In a sense they would do anything to see, even if it were a mere moment, they would never think of having acid poured into their eyes, my girlfriend has CRPS, due to a horse stepping on her foot and breaking all the bones in her foot, as a result she had to get her right foot removed. Her condition is not visible to the human, but what most people don’t know the amount of pain that she is in every day. Again, most everyday she wishes that she could get some sort of relief if for a moment. She wouldn’t wish what she must go through on anyone.  I myself have lived with cerebral palsy for thirty-eight years, have had a handful of major operations on my back and lower body. The thoughts that flow through my mind the most, are wishing that my right-hand full use, and that my legs were able to do things that most of us take for granted every single day.  

            While the reality of mental health issues is very real, this in my opinion is much deeper than the mind. It is a profoundly spiritual one as well. This is a battle between good and evil, these people that want to have their bodies willfully changed to live as someone with a disability, are still people made in the holy and beautiful image of God. On the other hand, because we live in a fallen and broken world, the mirror that we as humans have, reflecting the image of God is broken. As such, the enemy, Satan attacks people in the best place that he can overtake them, that being the mind. As a Christian, is it is of great importance to pray for these people and pray for them.

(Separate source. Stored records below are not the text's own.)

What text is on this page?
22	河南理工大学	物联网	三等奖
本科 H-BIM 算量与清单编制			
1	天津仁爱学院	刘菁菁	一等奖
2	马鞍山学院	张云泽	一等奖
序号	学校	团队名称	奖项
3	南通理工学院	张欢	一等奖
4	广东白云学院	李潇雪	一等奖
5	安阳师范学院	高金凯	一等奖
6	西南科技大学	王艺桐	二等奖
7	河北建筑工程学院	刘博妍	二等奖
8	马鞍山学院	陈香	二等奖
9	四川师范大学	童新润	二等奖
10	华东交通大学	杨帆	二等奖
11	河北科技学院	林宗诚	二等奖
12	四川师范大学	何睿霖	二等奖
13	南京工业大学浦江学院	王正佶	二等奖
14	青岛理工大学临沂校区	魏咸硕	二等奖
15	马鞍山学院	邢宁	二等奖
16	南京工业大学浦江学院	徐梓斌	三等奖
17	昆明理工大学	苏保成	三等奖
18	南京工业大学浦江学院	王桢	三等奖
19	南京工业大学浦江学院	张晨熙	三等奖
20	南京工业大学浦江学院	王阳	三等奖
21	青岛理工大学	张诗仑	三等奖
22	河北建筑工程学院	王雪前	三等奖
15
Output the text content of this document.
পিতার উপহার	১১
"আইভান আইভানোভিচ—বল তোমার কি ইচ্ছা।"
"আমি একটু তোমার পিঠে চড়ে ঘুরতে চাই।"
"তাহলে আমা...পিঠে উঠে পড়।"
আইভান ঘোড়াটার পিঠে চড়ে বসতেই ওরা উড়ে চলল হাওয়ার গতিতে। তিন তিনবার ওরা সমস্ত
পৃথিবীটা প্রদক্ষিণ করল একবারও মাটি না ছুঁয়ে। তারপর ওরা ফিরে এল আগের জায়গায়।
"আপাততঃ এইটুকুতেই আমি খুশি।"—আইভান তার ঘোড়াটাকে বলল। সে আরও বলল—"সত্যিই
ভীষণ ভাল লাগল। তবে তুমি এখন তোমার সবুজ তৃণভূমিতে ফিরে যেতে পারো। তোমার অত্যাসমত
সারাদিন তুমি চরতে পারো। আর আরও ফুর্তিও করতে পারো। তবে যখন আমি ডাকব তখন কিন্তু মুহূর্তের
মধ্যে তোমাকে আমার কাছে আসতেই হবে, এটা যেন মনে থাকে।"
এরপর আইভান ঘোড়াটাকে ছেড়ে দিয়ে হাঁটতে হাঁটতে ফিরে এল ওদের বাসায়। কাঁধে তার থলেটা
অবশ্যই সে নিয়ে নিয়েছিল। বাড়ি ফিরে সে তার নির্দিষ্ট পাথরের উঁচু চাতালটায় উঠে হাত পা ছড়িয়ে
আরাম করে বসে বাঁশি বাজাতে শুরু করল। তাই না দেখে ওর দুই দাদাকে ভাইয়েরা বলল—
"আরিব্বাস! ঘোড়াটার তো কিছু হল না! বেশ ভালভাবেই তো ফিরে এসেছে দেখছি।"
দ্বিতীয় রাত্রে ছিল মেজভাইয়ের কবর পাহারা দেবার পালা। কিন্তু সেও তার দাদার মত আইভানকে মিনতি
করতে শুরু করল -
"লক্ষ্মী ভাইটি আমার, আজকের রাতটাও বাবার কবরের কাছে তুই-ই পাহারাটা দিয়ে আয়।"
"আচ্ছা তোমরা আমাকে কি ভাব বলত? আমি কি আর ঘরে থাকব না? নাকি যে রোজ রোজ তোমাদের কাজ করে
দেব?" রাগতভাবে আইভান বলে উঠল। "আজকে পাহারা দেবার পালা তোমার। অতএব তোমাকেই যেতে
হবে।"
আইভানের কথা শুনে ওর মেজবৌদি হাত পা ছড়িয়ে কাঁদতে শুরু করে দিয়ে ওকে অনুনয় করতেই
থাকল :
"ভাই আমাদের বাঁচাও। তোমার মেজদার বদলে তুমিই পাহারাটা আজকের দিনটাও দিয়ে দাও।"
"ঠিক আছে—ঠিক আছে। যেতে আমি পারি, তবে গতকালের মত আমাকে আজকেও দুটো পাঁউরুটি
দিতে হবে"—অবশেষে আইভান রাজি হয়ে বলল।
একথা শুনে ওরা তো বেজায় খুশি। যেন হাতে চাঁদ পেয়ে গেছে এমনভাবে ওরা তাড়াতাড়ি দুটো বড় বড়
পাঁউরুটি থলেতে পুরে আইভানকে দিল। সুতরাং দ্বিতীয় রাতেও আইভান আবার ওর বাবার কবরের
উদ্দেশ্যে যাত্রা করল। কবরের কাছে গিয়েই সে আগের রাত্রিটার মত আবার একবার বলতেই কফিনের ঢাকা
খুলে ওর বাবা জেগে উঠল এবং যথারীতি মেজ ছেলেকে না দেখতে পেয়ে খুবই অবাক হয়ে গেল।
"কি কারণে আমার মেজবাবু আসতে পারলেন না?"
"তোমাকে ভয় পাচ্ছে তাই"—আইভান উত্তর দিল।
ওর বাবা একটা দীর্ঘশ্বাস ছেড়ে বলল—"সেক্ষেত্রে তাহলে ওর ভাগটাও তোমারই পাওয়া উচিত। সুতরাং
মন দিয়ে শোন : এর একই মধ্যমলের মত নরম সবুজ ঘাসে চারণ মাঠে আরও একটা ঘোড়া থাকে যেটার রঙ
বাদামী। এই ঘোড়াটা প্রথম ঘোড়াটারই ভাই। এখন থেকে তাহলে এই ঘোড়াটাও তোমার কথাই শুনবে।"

It is of equal importance then, to confront the lies of the enemy with truth and love. And the truth is that, as a society we are being deceived and lied to. The Bible tells us that we are not our own (1 Corinthians 6:19-20). Our bodies are gifts of God and as such we should honor our bodies by taking care of them and not destroying them. I can assure you that it is not in the heart of Father God to have people doing these things to themselves, yet because many of choose not to listen or adhere to Gods voice and word sin and brokenness play out.  What causes my heart even more grief, not to mention how much it grieves and angers the heart of God as well, is the mere fact that medical professionals (doctors) are allowing such atrocity to take place in their own practices.

            It’s as though the reality of doing no harm, means nothing to them anymore to them anymore. Unless it puts a percentage of money in their pockets, which they should be filled with shame for. Licensed mental health professionals, should be doing whatever they can to steer their patients away from the idea of radically changing their bodies in such a great way. One that will change their lives forever, without being able to truly weigh and not the consequences that can follow such a decision. This may seem strong, but medical and mental health professionals who give a green light for people, to go through with such a desire should not be allowed to practice any longer.

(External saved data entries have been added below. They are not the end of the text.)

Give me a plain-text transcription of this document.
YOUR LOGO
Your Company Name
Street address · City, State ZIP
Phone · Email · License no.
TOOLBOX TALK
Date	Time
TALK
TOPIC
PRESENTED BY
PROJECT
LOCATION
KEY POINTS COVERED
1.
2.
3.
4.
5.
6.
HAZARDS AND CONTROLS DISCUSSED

Once again, it may seem harsh that my conviction is to strip medical professionals of their ability to practice, who do great harm to others in this way, by virtue of pandering to one’s desires. The questions that we must ask ourselves as a society, is how far we are willing to let this slippery slope go? How much more will we allow people to willfully destroy their bodies before we wake up from our sleep and say enough is enough?  I can’t speak for anyone else, but I’m tired of seeing society progress more and more into emptiness.

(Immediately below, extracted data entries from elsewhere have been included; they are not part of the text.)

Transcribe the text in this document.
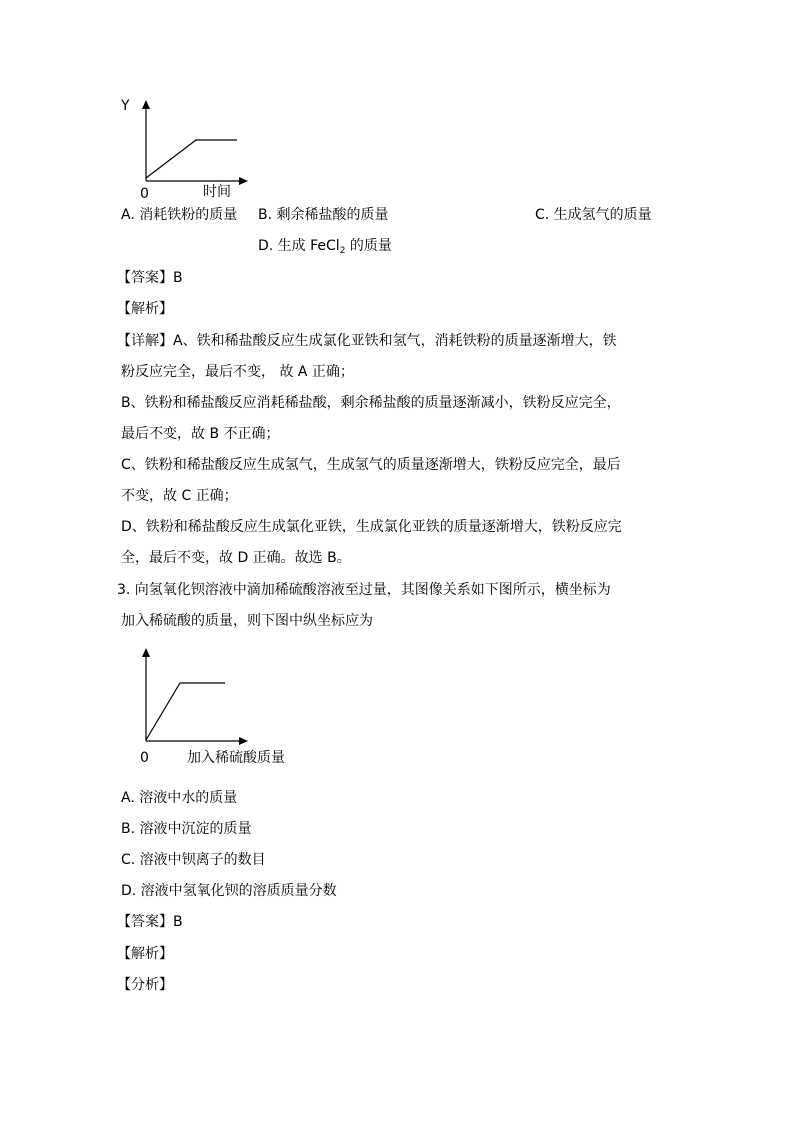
Y
0	时间
A. 消耗铁粉的质量 B. 剩余稀盐酸的质量	C. 生成氢气的质量
D. 生成 FeCl$_2$ 的质量
【答案】B
【解析】
【详解】A、铁和稀盐酸反应生成氯化亚铁和氢气，消耗铁粉的质量逐渐增大，铁
粉反应完全，最后不变， 故 A 正确；
B、铁粉和稀盐酸反应消耗稀盐酸，剩余稀盐酸的质量逐渐减小，铁粉反应完全，
最后不变，故 B 不正确；
C、铁粉和稀盐酸反应生成氢气，生成氢气的质量逐渐增大，铁粉反应完全，最后
不变，故 C 正确；
D、铁粉和稀盐酸反应生成氯化亚铁，生成氯化亚铁的质量逐渐增大，铁粉反应完
全，最后不变，故 D 正确。故选 B。
3. 向氢氧化钡溶液中滴加稀硫酸溶液至过量，其图像关系如下图所示，横坐标为
加入稀硫酸的质量，则下图中纵坐标应为
0	加入稀硫酸质量
A. 溶液中水的质量
B. 溶液中沉淀的质量
C. 溶液中钡离子的数目
D. 溶液中氢氧化钡的溶质质量分数
【答案】B
【解析】
【分析】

            It’s time that we as people, start pushing back against these norms, rather than allowing people to go down such routes. They must know that there made in the image of God, they must know that there is purpose in the bodies that God has originally blessed them with. They must know that there is a spiritual war that is taken place for the mind and soul, they must know that nothing else can satisfy them, the way the presence of God can.